Function and transcriptional regulation of CsKCS20 in the elongation of very-long-chain fatty acids and wax biosynthesis in Citrus sinensis flavedo

Abstract

Cuticular wax on plant aerial surfaces plays a vital role in the defense against various stresses, and the genes related to wax metabolism have been well documented in several model plants. However, there is very limited research on the key enzymes and transcription factors (TFs) associated with carbon chain distribution and wax biosynthesis in citrus fruit.
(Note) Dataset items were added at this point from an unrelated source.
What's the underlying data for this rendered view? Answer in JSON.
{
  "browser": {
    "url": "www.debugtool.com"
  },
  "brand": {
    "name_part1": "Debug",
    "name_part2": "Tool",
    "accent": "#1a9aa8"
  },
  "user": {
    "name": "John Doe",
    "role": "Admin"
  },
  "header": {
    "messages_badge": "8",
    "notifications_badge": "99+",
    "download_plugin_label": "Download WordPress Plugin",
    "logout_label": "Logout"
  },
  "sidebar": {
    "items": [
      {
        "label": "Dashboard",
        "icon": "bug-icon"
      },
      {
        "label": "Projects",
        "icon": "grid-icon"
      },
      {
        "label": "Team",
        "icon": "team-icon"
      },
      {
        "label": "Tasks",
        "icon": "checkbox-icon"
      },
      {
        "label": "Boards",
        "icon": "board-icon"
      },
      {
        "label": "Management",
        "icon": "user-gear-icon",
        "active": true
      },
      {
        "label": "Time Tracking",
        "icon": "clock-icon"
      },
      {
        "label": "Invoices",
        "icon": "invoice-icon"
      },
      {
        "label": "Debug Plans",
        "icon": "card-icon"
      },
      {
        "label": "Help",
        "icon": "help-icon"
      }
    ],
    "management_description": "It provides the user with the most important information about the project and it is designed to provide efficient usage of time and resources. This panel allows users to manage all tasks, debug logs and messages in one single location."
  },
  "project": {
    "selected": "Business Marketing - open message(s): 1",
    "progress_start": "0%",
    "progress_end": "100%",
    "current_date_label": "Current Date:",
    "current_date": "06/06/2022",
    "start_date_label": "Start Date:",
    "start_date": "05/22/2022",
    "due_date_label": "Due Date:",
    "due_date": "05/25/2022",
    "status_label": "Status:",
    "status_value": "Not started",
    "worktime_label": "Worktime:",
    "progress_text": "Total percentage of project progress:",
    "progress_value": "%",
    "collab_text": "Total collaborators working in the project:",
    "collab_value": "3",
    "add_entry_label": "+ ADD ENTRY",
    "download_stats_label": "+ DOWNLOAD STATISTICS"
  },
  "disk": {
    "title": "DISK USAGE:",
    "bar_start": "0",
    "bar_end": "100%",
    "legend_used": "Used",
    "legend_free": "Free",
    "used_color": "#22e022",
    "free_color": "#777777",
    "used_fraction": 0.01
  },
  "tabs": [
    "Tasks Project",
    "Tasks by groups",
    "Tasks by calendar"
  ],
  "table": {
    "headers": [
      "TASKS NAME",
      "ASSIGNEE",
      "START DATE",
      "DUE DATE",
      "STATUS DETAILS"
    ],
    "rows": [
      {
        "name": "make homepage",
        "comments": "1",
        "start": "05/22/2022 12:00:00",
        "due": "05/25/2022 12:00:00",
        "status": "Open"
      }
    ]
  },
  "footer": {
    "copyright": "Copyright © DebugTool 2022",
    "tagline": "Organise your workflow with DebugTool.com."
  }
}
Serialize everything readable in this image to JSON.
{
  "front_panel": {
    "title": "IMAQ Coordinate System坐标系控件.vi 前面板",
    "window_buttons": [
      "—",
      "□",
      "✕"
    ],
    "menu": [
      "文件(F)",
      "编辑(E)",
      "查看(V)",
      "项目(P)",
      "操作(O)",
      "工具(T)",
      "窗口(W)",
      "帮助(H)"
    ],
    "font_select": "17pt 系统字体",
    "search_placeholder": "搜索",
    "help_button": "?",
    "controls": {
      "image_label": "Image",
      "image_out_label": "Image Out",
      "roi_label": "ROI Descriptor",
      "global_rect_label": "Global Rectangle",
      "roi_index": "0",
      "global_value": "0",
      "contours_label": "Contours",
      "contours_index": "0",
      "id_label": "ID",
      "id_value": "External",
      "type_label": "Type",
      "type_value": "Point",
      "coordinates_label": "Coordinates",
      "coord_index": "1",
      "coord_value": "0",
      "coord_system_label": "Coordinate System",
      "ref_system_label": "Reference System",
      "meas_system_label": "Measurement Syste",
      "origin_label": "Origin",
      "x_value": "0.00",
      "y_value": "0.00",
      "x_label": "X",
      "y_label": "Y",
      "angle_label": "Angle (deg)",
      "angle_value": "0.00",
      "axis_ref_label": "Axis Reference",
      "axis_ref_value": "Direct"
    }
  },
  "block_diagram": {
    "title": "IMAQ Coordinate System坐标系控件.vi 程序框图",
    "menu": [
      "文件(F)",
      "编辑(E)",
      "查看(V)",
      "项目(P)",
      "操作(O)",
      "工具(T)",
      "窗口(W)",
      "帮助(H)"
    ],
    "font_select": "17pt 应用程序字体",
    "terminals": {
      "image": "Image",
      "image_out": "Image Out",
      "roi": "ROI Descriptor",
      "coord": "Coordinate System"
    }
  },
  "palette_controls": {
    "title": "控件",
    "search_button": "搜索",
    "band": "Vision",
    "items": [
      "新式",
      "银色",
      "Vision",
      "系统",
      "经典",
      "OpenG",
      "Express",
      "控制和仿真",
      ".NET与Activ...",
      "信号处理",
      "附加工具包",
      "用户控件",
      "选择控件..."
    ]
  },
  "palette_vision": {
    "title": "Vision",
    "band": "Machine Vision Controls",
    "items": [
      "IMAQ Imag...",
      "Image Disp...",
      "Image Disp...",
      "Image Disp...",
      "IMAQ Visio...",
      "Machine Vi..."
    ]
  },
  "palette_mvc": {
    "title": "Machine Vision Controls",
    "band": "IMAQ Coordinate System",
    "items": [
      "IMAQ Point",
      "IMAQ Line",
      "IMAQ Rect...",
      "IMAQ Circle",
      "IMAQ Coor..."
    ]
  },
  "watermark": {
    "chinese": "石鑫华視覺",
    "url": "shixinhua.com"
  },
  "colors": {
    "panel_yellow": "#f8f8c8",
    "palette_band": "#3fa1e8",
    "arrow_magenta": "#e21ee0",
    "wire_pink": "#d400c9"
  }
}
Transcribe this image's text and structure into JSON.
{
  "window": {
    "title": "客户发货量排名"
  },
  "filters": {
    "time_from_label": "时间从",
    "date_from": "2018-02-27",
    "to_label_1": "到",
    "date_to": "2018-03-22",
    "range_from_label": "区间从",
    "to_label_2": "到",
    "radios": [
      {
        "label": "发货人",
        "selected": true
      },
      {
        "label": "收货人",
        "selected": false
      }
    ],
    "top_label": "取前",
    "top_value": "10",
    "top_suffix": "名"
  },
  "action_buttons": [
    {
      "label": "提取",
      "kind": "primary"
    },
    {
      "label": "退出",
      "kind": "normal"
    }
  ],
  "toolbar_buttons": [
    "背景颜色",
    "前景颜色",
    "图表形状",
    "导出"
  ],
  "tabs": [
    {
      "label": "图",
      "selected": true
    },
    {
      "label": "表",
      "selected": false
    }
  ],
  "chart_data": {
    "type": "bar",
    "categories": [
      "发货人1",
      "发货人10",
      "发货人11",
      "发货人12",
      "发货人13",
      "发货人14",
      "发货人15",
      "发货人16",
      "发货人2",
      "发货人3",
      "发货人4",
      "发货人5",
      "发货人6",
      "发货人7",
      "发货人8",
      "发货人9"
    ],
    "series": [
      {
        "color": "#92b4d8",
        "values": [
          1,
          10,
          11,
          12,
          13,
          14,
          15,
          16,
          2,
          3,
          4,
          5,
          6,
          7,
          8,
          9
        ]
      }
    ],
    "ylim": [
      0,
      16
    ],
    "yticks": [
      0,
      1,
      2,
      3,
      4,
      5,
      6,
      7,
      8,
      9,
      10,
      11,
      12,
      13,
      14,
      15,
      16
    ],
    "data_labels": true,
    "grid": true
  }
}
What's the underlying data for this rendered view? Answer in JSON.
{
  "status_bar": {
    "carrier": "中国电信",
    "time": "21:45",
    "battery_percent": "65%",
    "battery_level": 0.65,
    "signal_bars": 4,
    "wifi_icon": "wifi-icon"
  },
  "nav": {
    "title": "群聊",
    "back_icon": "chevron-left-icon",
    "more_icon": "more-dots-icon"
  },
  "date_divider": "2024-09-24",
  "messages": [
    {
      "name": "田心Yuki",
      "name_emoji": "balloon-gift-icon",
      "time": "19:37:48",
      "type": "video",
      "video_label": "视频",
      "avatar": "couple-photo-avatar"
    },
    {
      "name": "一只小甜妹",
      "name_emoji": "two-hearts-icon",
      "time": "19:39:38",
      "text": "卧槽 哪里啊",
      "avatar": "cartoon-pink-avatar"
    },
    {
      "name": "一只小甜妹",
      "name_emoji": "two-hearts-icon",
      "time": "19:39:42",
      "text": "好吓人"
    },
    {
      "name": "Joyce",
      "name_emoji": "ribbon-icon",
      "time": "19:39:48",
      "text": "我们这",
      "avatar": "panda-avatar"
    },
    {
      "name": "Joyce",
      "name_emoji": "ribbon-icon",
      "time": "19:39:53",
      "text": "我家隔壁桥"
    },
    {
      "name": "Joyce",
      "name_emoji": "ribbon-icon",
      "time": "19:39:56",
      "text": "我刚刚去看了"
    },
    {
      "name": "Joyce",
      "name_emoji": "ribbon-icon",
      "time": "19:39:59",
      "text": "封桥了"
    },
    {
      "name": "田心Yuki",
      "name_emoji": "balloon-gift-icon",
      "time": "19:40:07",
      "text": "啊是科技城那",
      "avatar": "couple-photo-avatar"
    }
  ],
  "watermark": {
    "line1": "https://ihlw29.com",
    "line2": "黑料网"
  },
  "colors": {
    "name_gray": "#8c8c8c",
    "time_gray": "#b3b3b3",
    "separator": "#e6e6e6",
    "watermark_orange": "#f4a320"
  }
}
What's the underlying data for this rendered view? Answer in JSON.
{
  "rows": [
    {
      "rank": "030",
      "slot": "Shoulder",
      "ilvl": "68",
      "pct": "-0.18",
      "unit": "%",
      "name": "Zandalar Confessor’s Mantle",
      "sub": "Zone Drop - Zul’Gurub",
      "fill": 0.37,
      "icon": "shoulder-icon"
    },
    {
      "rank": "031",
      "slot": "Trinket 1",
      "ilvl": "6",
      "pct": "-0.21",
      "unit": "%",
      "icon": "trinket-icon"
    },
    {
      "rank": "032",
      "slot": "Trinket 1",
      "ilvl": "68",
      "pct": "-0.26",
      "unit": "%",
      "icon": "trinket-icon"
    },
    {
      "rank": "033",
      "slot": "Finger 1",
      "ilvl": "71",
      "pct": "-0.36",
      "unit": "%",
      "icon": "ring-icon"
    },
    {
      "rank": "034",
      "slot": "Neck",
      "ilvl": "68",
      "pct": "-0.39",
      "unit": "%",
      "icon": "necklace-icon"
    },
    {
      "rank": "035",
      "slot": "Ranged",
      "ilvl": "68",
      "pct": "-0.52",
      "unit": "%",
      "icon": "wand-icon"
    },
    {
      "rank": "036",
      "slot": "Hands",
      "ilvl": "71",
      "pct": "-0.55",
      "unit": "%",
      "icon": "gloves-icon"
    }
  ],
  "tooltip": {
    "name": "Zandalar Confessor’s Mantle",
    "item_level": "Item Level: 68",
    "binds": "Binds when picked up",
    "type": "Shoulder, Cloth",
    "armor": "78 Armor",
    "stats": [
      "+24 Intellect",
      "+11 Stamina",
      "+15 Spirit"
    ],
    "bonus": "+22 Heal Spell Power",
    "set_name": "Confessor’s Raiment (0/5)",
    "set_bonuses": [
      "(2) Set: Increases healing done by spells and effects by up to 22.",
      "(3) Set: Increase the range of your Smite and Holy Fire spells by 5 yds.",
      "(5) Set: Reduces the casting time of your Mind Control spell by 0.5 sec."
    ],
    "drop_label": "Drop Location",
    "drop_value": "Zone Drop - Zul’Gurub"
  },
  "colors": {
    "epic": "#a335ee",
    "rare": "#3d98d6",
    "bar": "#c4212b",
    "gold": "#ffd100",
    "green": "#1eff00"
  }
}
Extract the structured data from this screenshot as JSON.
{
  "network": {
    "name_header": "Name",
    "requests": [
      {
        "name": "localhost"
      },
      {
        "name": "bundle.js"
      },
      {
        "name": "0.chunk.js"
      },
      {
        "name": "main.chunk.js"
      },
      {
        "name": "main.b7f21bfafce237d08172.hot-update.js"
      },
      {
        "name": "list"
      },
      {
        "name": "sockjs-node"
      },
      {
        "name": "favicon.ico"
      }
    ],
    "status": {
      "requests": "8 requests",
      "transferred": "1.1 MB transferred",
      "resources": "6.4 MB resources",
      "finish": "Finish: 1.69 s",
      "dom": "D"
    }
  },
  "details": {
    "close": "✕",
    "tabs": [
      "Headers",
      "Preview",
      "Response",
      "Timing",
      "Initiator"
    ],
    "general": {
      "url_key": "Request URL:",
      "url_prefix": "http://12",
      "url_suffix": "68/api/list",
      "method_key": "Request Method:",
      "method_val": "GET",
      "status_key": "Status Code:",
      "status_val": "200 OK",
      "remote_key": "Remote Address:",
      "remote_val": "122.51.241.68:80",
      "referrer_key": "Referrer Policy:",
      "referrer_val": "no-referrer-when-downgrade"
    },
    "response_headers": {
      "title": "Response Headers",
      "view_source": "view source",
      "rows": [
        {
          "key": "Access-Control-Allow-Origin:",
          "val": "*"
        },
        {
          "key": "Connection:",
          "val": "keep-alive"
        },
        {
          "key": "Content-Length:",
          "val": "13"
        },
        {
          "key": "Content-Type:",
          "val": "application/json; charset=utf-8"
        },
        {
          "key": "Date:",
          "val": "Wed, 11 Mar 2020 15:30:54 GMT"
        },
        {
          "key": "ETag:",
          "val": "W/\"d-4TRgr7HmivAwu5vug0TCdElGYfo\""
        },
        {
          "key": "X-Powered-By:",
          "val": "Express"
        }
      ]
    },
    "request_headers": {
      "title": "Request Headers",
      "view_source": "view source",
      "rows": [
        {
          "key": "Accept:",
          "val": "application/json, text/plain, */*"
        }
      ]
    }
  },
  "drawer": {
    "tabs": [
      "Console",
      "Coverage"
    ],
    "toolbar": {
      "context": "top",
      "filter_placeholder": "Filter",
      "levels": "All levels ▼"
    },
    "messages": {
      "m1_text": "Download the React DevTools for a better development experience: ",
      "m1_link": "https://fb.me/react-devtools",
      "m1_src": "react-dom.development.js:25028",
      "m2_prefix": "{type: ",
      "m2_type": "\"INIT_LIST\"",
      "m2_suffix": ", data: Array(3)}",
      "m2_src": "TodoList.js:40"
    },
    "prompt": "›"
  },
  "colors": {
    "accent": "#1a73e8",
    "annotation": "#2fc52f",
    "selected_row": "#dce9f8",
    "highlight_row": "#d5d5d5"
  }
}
In this study, an analysis of wax metabolites indicated that even carbon-chain (C24-C28) metabolites are the dominant wax components in citrus fruit, and a 3-ketoacyl-CoA synthase (KCS) family gene (CsKCS20) plays an important role in the carbon chain distribution during wax biosynthesis in a wax-deficient mutant (MT). Expression of CsKCS20 in yeast indicated that CsKCS20 can catalyze the biosynthesis of C22 and C24 very-long-chain fatty acids (VLCFAs). In addition, transcriptome and sequence analysis indicated that the differential expression of CsKCS20 between the wild-type (WT) and MT fruit can be partly attributed to the regulation of CsMYB96, which was further confirmed by yeast one-hybrid (Y1H) assays, electrophoretic mobility shift assays (EMSAs) and dual luciferase assays. The functions of CsMYB96 and CsKCS20 in wax biosynthesis were further validated by heterologous expression in Arabidopsis. In summary, this study elucidates the important roles of CsKCS20 and CsMYB96 in regulating VLCFA elongation and cuticular wax biosynthesis, which provides new directions for the improvement of citrus fruit wax quality in genetic breeding programs.

Figure 1

Comprehensive descriptions of the appearance and internal quality of fruit. (a) Phenotypic comparison between WT and MT fruit from the same garden. (b) SEM result of WT and MT fruit flavedo. (c) Water loss of WT and MT fruit. (d) Total soluble solids (TSS). (e) Total acid (TA). (f) Maturity index (TSS TA⁻¹). Values shown are the mean ± SD (n = 12 in water loss analysis and n = 3 in TSS, TA and TSS TA⁻¹ analysis). The asterisks (*) indicate significant differences (* P < 0.05 with Student’s t-test).

Figure 2

Cuticular wax profiles of WT and MT fruit flavedo. (a) Total wax content. (b) Cuticular wax chemical components. (c) Distribution of carbon chain lengths. Values shown are mean ± SD (n = 3–4). The asterisks (*) indicate significant differences (* P < 0.05 with Student’s t-test).

Figure 3

Transcription levels of candidate KCSs and subcellular localization. (a) Transcription levels of candidate genes related to the very-long-chain fatty acid elongation pathway in the two genotypes in 2020. (b) Subcellular localization of CsKCS20 in N. benthamiana leaves transformed by agroinfiltration. RFP-HDEL was used as an endoplasmic reticulum marker. Values shown are the mean ± SD (n = 3–4). The asterisks (*) represent significant differences (* P < 0.05 with Student’s t-test).

Figure 4

Heterologous expression of CsKCS20 in the BY4741 Δfah1 yeast strain. Total fatty acids were extracted from the BY4741 Δfah1 yeast strain expressing the empty vector or CsKCS20. (a) GC–MS map. (b) Fatty acid production. Values shown are the mean ± SD (n = 4). The asterisks (*) indicate significant differences (* P < 0.05 with Student’s t-test).

Figure 5

Subcellular localization and interaction of CsKCS20 and CsMYB96. (a) Subcellular localization of CsMYB96 in N. benthamiana leaves transformed by agroinfiltration. DAPI staining was used as a nuclear marker. (b) Interaction of CsMYB96 with the promoter of CsKCS20 in the yeast one-hybrid assay. (c) Electrophoretic mobility shift assay (EMSA) indicating the binding of CsMYB96 to the promoter of CsKCS20. (d) Activation effect of CsMYB96 on the promoter of CsKCS20 detected by the dual-luciferase assay. Values shown are the mean ± SD (n = 3–4). The asterisks (*) represent significant differences (* P < 0.05 with Student’s t-test). Three independent replications were performed.

Figure 6

Cuticular wax results for the inflorescence stems of Arabidopsis Col-0 and CsKCS20 OE and CsMYB96 OE transgenic lines. (a) Total cuticular wax contents. (b) Cuticular wax compositions. Values shown are the mean ± SD (n = 3–4). The asterisks (*) indicate significant differences relative to wild-type (* P < 0.05 with Student’s t-test).